Lá pelos idos de 2005, William Bonner se viu envolvido numa controvérsia sobre a forma como enxerga o público médio do Jornal Nacional, a maioria a quem ele tenta informar de sua bancada e que exemplificou como sendo como o personagem Lineu, do seriado A Grande Família, ou Homer Simpson, de Os Simpsons. Segundo Bonner: “Nos dois casos, refiro-me a pais de família, trabalhadores, protetores, conservadores, sem curso superior, que assistem à tevê depois da jornada de trabalho. No fim do dia, cansados, querem se informar sobre os fatos mais relevantes do dia de maneira clara e objetiva. Este é o Homer de que falo”.
Bonner não via tal personagem de maneira negativa, pelo contrário. Citando um texto do site oficial do seriado dos Simpsons, esclareceu qual era sua visão de Homer: “um marido devotado e que, apesar de poucas fraquezas, ama a sua família e é capaz de tudo para provar isso, mesmo que isso signifique se fazer passar por tolo”. Bonner se identificava com esse personagem, inclusive, por também se considerar “trabalhador, pai de família protetor, meio Lineu, meio Homer”.
Será que continua a ver seu público assim?

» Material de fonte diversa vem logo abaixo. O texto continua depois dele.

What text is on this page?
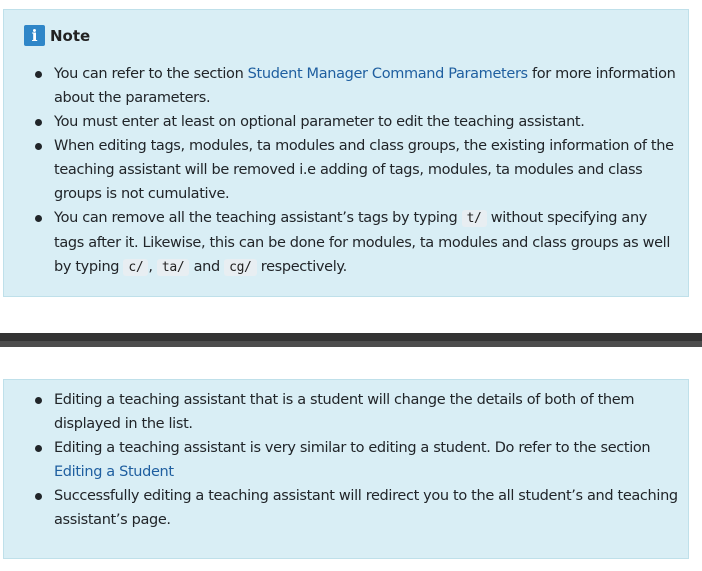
i Note
You can refer to the section Student Manager Command Parameters for more information about the parameters.
You must enter at least on optional parameter to edit the teaching assistant.
When editing tags, modules, ta modules and class groups, the existing information of the teaching assistant will be removed i.e adding of tags, modules, ta modules and class groups is not cumulative.
You can remove all the teaching assistant’s tags by typing t/ without specifying any tags after it. Likewise, this can be done for modules, ta modules and class groups as well by typing c/ , ta/ and cg/ respectively.
Editing a teaching assistant that is a student will change the details of both of them displayed in the list.
Editing a teaching assistant is very similar to editing a student. Do refer to the section Editing a Student
Successfully editing a teaching assistant will redirect you to the all student’s and teaching assistant’s page.
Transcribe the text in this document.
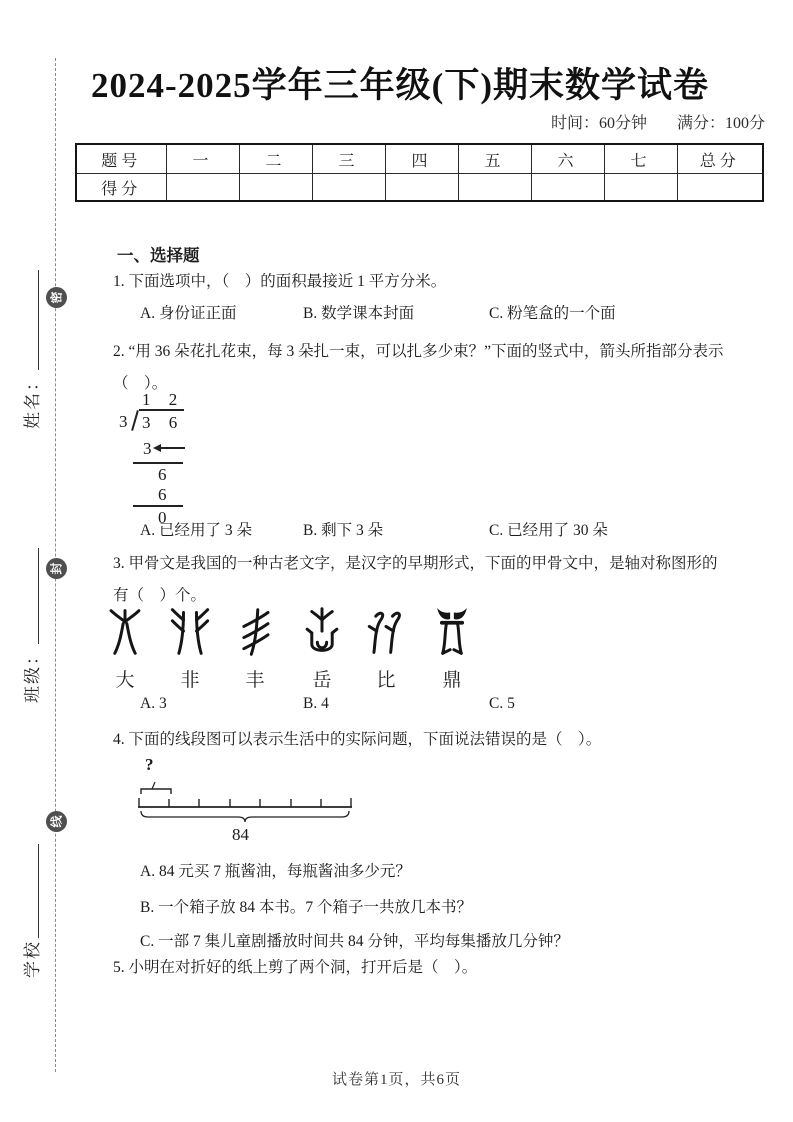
密
封
线
姓名：
班级：
学校
2024-2025学年三年级(下)期末数学试卷
时间：60分钟 满分：100分
题号	一	二	三	四	五	六	七	总分
得分								
一、选择题
1. 下面选项中，（　）的面积最接近 1 平方分米。
A. 身份证正面	B. 数学课本封面	C. 粉笔盒的一个面
2. “用 36 朵花扎花束，每 3 朵扎一束，可以扎多少束？”下面的竖式中，箭头所指部分表示
（　）。
1 2
3 3 6
3
6
6
0
A. 已经用了 3 朵	B. 剩下 3 朵	C. 已经用了 30 朵
3. 甲骨文是我国的一种古老文字，是汉字的早期形式，下面的甲骨文中，是轴对称图形的
有（　）个。
大	非	丰	岳	比	鼎
A. 3	B. 4	C. 5
4. 下面的线段图可以表示生活中的实际问题，下面说法错误的是（　）。
?
84
A. 84 元买 7 瓶酱油，每瓶酱油多少元？
B. 一个箱子放 84 本书。7 个箱子一共放几本书？
C. 一部 7 集儿童剧播放时间共 84 分钟，平均每集播放几分钟？
5. 小明在对折好的纸上剪了两个洞，打开后是（　）。
试卷第1页，共6页
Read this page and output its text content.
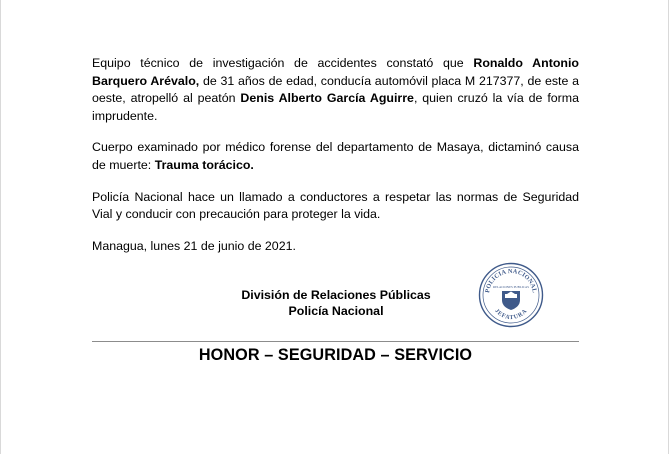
Equipo técnico de investigación de accidentes constató que Ronaldo Antonio Barquero Arévalo, de 31 años de edad, conducía automóvil placa M 217377, de este a oeste, atropelló al peatón Denis Alberto García Aguirre, quien cruzó la vía de forma imprudente.

Cuerpo examinado por médico forense del departamento de Masaya, dictaminó causa de muerte: Trauma torácico.

Policía Nacional hace un llamado a conductores a respetar las normas de Seguridad Vial y conducir con precaución para proteger la vida.

Managua, lunes 21 de junio de 2021.

División de Relaciones Públicas
Policía Nacional
POLICIA NACIONAL
JEFATURA
RELACIONES PUBLICAS
HONOR – SEGURIDAD – SERVICIO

Foi-me impossível não me perguntar isso assistindo à entrevista feita por ele e Renata Vasconcelos com o presidenciável Jair Bolsonaro na última terça-feira. Porque não me parece que esse Homer de Bonner teria respondido às perguntas feitas de maneira muito diferente do candidato. Jair Bolsonaro foi um pretenso protetor da família, conservador, “sem curso superior”, que apesar de suas fraquezas é capaz de tudo para defender o que ama, mesmo que isso signifique se fazer passar por tolo – ou fascista, como boa parte da imprensa o considera. Mas, pela reação dos âncoras, pelo visto Homer bom é Homer em casa. E calado.
O que esta entrevista deixou mais do que evidente, de forma poderosamente simbólica, é o descolamento total da elite brasileira da realidade dos Homers de carne e osso. A maioria das perguntas, a reação diante das respostas e o pânico mascarado de ultraje quando o candidato os confrontou com sua própria realidade revelaram aos Homers de casa que talvez o Homer presidenciável não seja lá essas coisas, mas está muito mais próximo da realidade do seu dia a dia do que aqueles jornalistas com ar de superioridade paternal achando que sabem mais o que lhes interessaria ou seria melhor. Caso assista novamente à entrevista, caro leitor, repare como Bonner abusou dos superlativos nas perguntas: “Vamos falar de economia, candidato, que é um tema caríssimo a todos os brasileiros…”, e depois vieram outros “íssimos”, como se estivesse ensinando ao candidato o que seria importante.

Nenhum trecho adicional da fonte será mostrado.